CGN Market Report: Oil, Bonds and War-Risk Costs Keep Markets on Edge

Oil swings, rising bond yields and corporate cost warnings kept investors focused on whether the Iran crisis will become a durable inflation shock.

By Sophie Keller · Markets · Published
CGN Market Report: Oil, Bonds and War-Risk Costs Keep Markets on Edge
CGN News / Cook Global News Network / CGN Market Report / All Rights Reserved

NEW YORK | Markets ended the day with one question still unresolved: whether the Iran crisis is a temporary shock or the start of a more durable inflation problem.

CBS News and AP reported that oil prices and global stocks swung through a shaky Monday after President Donald Trump paused a planned attack on Iran while negotiations continued. The market reaction showed relief at the possibility of diplomacy, but not confidence that the risk has passed.

Reuters reported separately that global bond yields have surged as investors grow wary of a spending crunch and renewed inflation pressure. When bond yields rise, governments, businesses and households all face higher borrowing costs.

The oil market remains the first transmission channel. Uncertainty around the Strait of Hormuz affects crude prices, shipping costs, insurance and the operating assumptions of airlines, manufacturers, refiners and petrochemical companies.

Equities can rally on the hope of a deal, but the bond market is less forgiving. If investors believe the war premium will keep energy prices high, rate-cut expectations can fade and valuation pressure can spread across stocks.

Reuters reported that global companies have already absorbed at least $25 billion in costs tied to the Iran war. That figure gives the market a concrete business reason to worry beyond one day of oil movement.

The Federal Reserve and other central banks face a difficult signal problem. A short-term oil spike can be treated as noise. A persistent energy shock can change inflation expectations, wage demands and corporate pricing behavior.

For investors, the central board tonight is simple: oil, yields, the dollar, transport stocks, airlines, industrials and high-valuation technology names. Each reacts differently to war risk, but all feel the cost of capital and energy.

None of this means markets are broken. It means they are repricing a world where geopolitical risk has direct operating costs.

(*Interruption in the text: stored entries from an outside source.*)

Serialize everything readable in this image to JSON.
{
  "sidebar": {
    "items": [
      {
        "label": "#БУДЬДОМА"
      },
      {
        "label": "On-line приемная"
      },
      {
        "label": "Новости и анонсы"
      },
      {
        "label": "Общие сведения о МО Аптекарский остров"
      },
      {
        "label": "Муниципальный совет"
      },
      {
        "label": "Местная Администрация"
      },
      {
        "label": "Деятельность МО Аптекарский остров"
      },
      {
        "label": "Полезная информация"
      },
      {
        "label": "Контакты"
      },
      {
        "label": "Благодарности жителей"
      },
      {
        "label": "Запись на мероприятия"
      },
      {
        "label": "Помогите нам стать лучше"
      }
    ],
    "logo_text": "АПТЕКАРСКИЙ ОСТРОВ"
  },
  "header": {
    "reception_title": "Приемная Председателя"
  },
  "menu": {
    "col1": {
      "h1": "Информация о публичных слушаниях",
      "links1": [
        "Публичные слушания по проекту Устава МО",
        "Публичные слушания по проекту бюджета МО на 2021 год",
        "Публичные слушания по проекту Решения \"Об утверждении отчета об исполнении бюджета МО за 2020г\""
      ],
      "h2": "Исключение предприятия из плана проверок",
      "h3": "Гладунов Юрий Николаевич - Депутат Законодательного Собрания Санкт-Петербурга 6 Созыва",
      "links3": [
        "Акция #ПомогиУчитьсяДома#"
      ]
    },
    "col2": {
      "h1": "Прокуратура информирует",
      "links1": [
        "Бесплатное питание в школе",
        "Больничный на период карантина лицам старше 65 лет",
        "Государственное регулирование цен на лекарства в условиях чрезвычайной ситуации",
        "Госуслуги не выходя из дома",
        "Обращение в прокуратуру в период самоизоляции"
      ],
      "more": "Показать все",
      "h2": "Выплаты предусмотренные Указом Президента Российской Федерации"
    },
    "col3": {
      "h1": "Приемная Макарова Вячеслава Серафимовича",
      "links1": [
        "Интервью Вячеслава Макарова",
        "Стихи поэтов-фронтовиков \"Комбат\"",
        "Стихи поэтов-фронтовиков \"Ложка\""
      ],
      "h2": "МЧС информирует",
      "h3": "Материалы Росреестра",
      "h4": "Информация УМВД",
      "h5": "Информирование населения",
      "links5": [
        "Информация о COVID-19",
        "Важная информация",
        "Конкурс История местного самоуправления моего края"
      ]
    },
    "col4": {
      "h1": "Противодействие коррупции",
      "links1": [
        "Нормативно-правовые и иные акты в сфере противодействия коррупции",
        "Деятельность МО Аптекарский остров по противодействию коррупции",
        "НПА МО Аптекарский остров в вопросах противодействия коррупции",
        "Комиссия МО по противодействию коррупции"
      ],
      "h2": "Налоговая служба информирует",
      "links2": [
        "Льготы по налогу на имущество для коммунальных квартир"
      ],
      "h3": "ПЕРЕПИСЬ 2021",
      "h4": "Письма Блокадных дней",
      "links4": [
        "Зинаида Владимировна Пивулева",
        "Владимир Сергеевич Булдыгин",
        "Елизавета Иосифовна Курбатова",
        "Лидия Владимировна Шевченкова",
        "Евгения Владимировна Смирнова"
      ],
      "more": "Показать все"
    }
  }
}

The next move depends on whether Iran negotiations produce visible progress and whether oil settles below crisis levels. Until then, every rally is vulnerable to the next headline from the Gulf.

Additional Reporting By: Reuters Bonds; Reuters Iran Companies; CBS News; Yahoo Finance; AP

What this means

This matters because bond yields and oil prices are now carrying the market’s judgment on the Iran crisis.

If the war-risk premium persists, companies may face higher energy costs, tighter margins and a more difficult second half of 2026.